Drawing on James Phelan’s description of voice in Narrative as Rhetoric, I will examine how voice connects to both
character and plot in two of Comyns’s novels: Our Spoons Came from Woolworths (1950) and The Vet’s Daughter (1959). I will argue that Comyns’s use of voice
creates narrators particularly attuned to the undercurrent of violence that
subsists within social relations. These narrative voices, spoken in homodiegetic
narration by young women, are often described as simple, matter-of-fact,
honest, and naïve. But another quality is also present, an “authority of
address” and “method of seduction” (Davis viii, x), a “marvelousness,”
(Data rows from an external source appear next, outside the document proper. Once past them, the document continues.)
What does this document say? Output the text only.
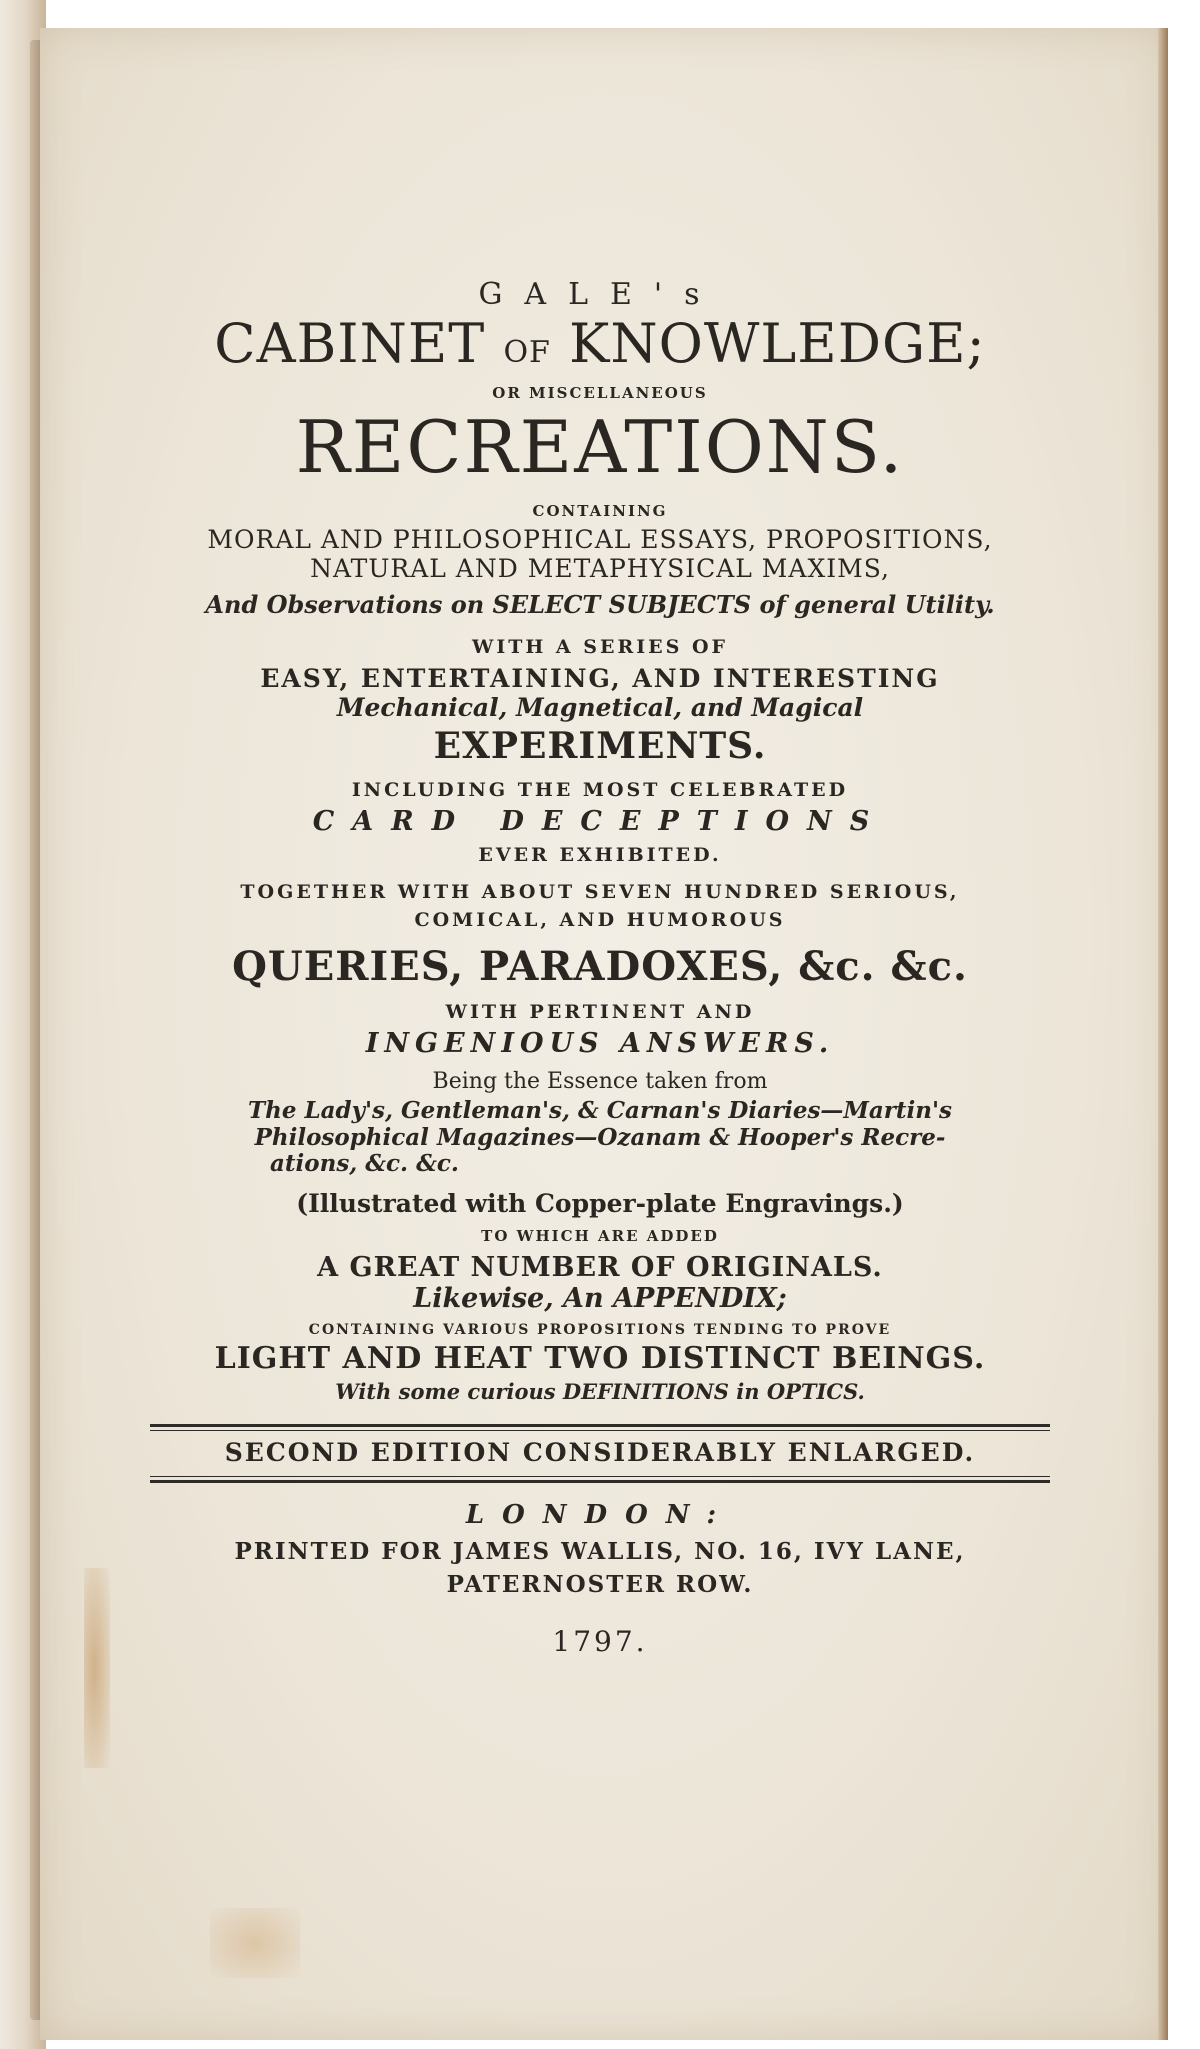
GALE's
CABINET OF KNOWLEDGE;
OR MISCELLANEOUS
RECREATIONS.
CONTAINING
MORAL AND PHILOSOPHICAL ESSAYS, PROPOSITIONS,
NATURAL AND METAPHYSICAL MAXIMS,
And Observations on SELECT SUBJECTS of general Utility.
WITH A SERIES OF
EASY, ENTERTAINING, AND INTERESTING
Mechanical, Magnetical, and Magical
EXPERIMENTS.
INCLUDING THE MOST CELEBRATED
CARD DECEPTIONS
EVER EXHIBITED.
TOGETHER WITH ABOUT SEVEN HUNDRED SERIOUS,
COMICAL, AND HUMOROUS
QUERIES, PARADOXES, &c. &c.
WITH PERTINENT AND
INGENIOUS ANSWERS.
Being the Essence taken from
The Lady's, Gentleman's, & Carnan's Diaries—Martin's
Philosophical Magazines—Ozanam & Hooper's Recre-
ations, &c. &c.
(Illustrated with Copper-plate Engravings.)
TO WHICH ARE ADDED
A GREAT NUMBER OF ORIGINALS.
Likewise, An APPENDIX;
CONTAINING VARIOUS PROPOSITIONS TENDING TO PROVE
LIGHT AND HEAT TWO DISTINCT BEINGS.
With some curious DEFINITIONS in OPTICS.
SECOND EDITION CONSIDERABLY ENLARGED.
LONDON:
PRINTED FOR JAMES WALLIS, NO. 16, IVY LANE,
PATERNOSTER ROW.
1797.
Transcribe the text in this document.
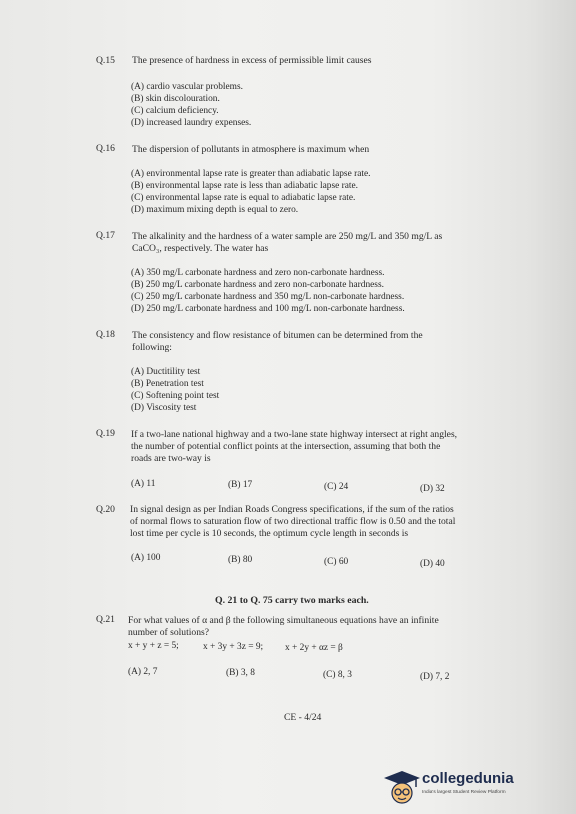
Q.15 The presence of hardness in excess of permissible limit causes
(A) cardio vascular problems.
(B) skin discolouration.
(C) calcium deficiency.
(D) increased laundry expenses.
Q.16 The dispersion of pollutants in atmosphere is maximum when
(A) environmental lapse rate is greater than adiabatic lapse rate.
(B) environmental lapse rate is less than adiabatic lapse rate.
(C) environmental lapse rate is equal to adiabatic lapse rate.
(D) maximum mixing depth is equal to zero.
Q.17 The alkalinity and the hardness of a water sample are 250 mg/L and 350 mg/L as
CaCO₃, respectively. The water has
(A) 350 mg/L carbonate hardness and zero non-carbonate hardness.
(B) 250 mg/L carbonate hardness and zero non-carbonate hardness.
(C) 250 mg/L carbonate hardness and 350 mg/L non-carbonate hardness.
(D) 250 mg/L carbonate hardness and 100 mg/L non-carbonate hardness.
Q.18 The consistency and flow resistance of bitumen can be determined from the
following:
(A) Ductitility test
(B) Penetration test
(C) Softening point test
(D) Viscosity test
Q.19 If a two-lane national highway and a two-lane state highway intersect at right angles,
the number of potential conflict points at the intersection, assuming that both the
roads are two-way is
(A) 11	(B) 17	(C) 24	(D) 32
Q.20 In signal design as per Indian Roads Congress specifications, if the sum of the ratios
of normal flows to saturation flow of two directional traffic flow is 0.50 and the total
lost time per cycle is 10 seconds, the optimum cycle length in seconds is
(A) 100	(B) 80	(C) 60	(D) 40
Q. 21 to Q. 75 carry two marks each.
Q.21 For what values of α and β the following simultaneous equations have an infinite
number of solutions?
x + y + z = 5;	x + 3y + 3z = 9; x + 2y + αz = β
(A) 2, 7	(B) 3, 8	(C) 8, 3	(D) 7, 2
CE - 4/24
collegedunia
India's largest Student Review Platform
“childlike wonder,” and “lightness (in Calvino’s usage of the term)” (Evenson
vi). These voices, both naïve and seductive, straightforward and full of
wonder, create uncanny effects in Comyns’s often darkly comic narratives,
presenting the narrators as both ignorant and knowing: ignorant of normative
social conventions while possessing an outsider’s knowledge of the violence that
lies within them. If these narrators are often the passive victims of violence,
their traumatic knowledge (Hartman) uncannily lifts them above these
experiences, offering them the means to find a language for the traumatic
effects of violence that that would not otherwise find expression in the
normative discourses surrounding them. This lifting-above—literalized in the
surreal and Gothic touches found in Comyns’s work, such as visions and
levitation—is what accounts for the clear-eyed wonder and lightness of the
voice.
Works Cited
Davis,
Kathryn. Introduction. The Vet’s Daughter.
By Barbara Comyns. New York: New York Review Books, 2003. vii-xi.
Evenson,
Brian. Introduction. Who Was Changed and
Who Was Dead. By Barbara Comyns. Urbana, IL: Dorothy, a publishing project,
2010. i-vii.
Hartman,
Geoffrey. “On Traumatic Knowledge and Literary Studies.” New Literary History 26.3 (1995): 537-63.